Abro los ojos hasta el límite. Si es uno de esos pacientes de ochenta años, odioso y caprichoso como un niño pequeño, entonces ya puedo ir despidiéndome de este trabajo. Ella se da cuenta de mi cara de desánimo y añade:

—Créeme, deseo que acepte de una buena vez. Eres como la veinteava enfermera que entrevisto en toda la semana.

«No me está dando ánimos, señora», pienso.

»Ah, por cierto, no debes preguntarle nunca sobre su accidente, no le gusta hablar de eso. Y está terminantemente prohibido cualquier contacto, tema de conversación o incluso fotos de perros. Si tienes uno, asegúrate de que nunca lo sepa.

¿Perros? ¿Odia a los perros? ¡Vaya! Este hombre sí que es una joya, entre más sé de él, creo que menos me gusta lo que tendré que hacer. Tolerarlo solo por el dinero es algo que me va a costar mucho esfuerzo.

Se pone de pie y me conduce hasta la zona de su casa donde están las habitaciones. Se nota que han acondicionado la casa para adaptarse a la silla de ruedas del hombre. Pasamos por un pasillo hasta un área de descanso muy acogedora. Al fondo de ese lugar hay una puerta de madera corrediza.

Me hace una seña con la mano para que espere ahí y toca la puerta.

—Alec, ¿puedes venir por favor?

—Quien sea, no me interesa —contesta desde dentro.

—Alec, por favor, debes ver a la enfermera —le pide la mujer. La veo resoplar y girar los ojos, no parece ser un hombre fácil. La compadezco si tiene que aguantarse su mal genio.

—Ya te dije que no, no voy a aceptar a ninguna que me impongas —replica.

La esposa se pone una mano en la cabeza y vuelve a suspirar.

—Espera aquí, abriré desde el otro lado —indica.

Sale dando fuertes pisadas en el suelo, claramente está molesta. Desde el otro lado no se escucha nada más. Este hombre parece mucho más insoportable de lo que pensé. ¿De verdad se ha encerrado en su habitación? No lo creo, es muy peligroso. Debe estar fingiendo.

Una idea estúpida se me pasa por la cabeza: intentar abrir la puerta. Tal vez se haya ido al otro lado, ahora que sabe que su mujer va a abrir la otra entrada.

Deslizo con suavidad la puerta corrediza y para mi sorpresa, se abre sin poner ninguna resistencia.
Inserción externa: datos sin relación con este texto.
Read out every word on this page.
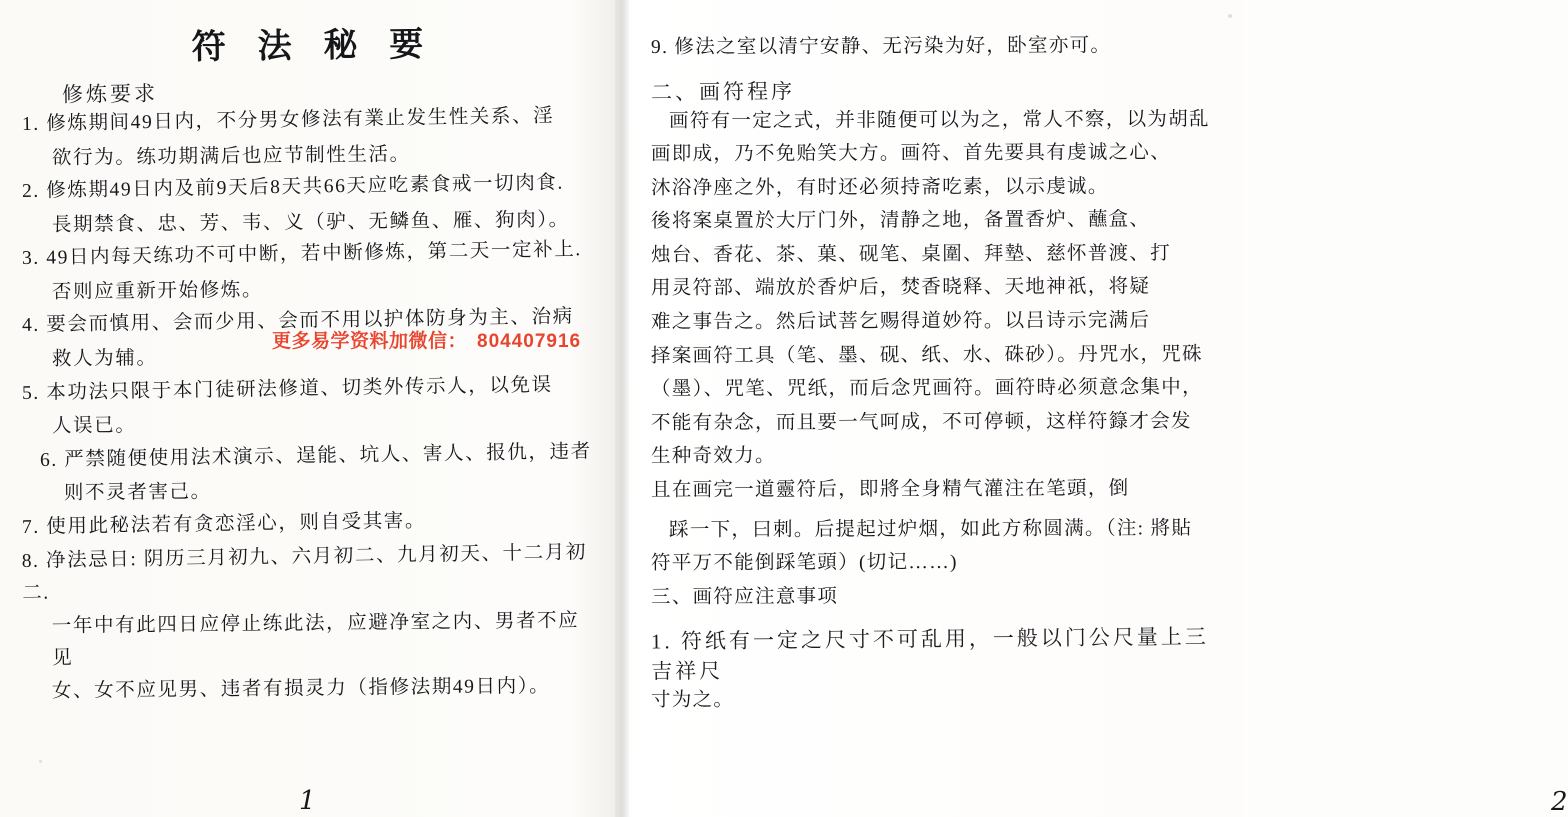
符 法 秘 要
修炼要求
1. 修炼期间49日内，不分男女修法有業止发生性关系、淫
欲行为。练功期满后也应节制性生活。
2. 修炼期49日内及前9天后8天共66天应吃素食戒一切肉食.
長期禁食、忠、芳、韦、义（驴、无鳞鱼、雁、狗肉）。
3. 49日内每天练功不可中断，若中断修炼，第二天一定补上.
否则应重新开始修炼。
4. 要会而慎用、会而少用、会而不用以护体防身为主、治病
救人为辅。
5. 本功法只限于本门徒研法修道、切类外传示人，以免误
人误已。
6. 严禁随便使用法术演示、逞能、坑人、害人、报仇，违者
则不灵者害己。
7. 使用此秘法若有贪恋淫心，则自受其害。
8. 净法忌日: 阴历三月初九、六月初二、九月初天、十二月初二.
一年中有此四日应停止练此法，应避净室之内、男者不应见
女、女不应见男、违者有损灵力（指修法期49日内）。
更多易学资料加微信： 804407916
1
9. 修法之室以清宁安静、无污染为好，卧室亦可。
二、画符程序
画符有一定之式，并非随便可以为之，常人不察，以为胡乱
画即成，乃不免贻笑大方。画符、首先要具有虔诚之心、
沐浴净座之外，有时还必须持斋吃素，以示虔诚。
後将案桌置於大厅门外，清静之地，备置香炉、蘸盒、
烛台、香花、茶、菓、砚笔、桌圍、拜墊、慈怀普渡、打
用灵符部、端放於香炉后，焚香晓释、天地神祇，将疑
难之事告之。然后试菩乞赐得道妙符。以吕诗示完满后
择案画符工具（笔、墨、砚、纸、水、硃砂）。丹咒水，咒硃
（墨）、咒笔、咒纸，而后念咒画符。画符時必须意念集中，
不能有杂念，而且要一气呵成，不可停顿，这样符籙才会发
生种奇效力。
且在画完一道靈符后，即將全身精气灌注在笔頭，倒
踩一下，曰刺。后提起过炉烟，如此方称圆满。（注: 將貼
符平万不能倒踩笔頭）(切记……)
三、画符应注意事项
1. 符纸有一定之尺寸不可乱用，一般以门公尺量上三吉祥尺
寸为之。
2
El hombre que se supone que debo cuidar está de espaldas a mí.

Lleva su cabello amarrado en un moño en la cabeza. Su cabello es entre rubio y castaño; algo raro para ser alguien mayor.

Cuando escucha que abro la puerta, se gira con la silla de ruedas y entonces quedo en shock. Porque el señor Alec Fairchild es de todo, menos un viejecito cascarrabias.

—¿Quién es usted? ¡Lárguese! —me grita.

Quizá sí es un cascarrabias después de todo.

—Soy Madison Jones, y yo seré su enfermera —respondo sin quitarle los ojos de encima.

Él me mira con el ceño fruncido, sus ojos verdes están escondidos bajo esas tupidas cejas que tiene. Una gran barba le cubre la mitad del rostro, pero ni siquiera eso le quita lo atractivo. Es un hombre increíblemente guapo.

—Pierde su tiempo, no la aceptaré.

—Señor Fairchild, deme una oportunidad, si para el final del día sigo sin agradarle, entonces podrá despedirme y no pondré ninguna objeción.

Justo en ese momento la esposa consigue abrir la puerta del otro lado. Se nota que esa la pusieron ahí después del accidente.

—Alec, la aceptarás o te juro que… —Él levanta una mano para interrumpirla.

—Está bien, acepto —contesta, pero estoy segura de que eso me lo ha dicho a mí.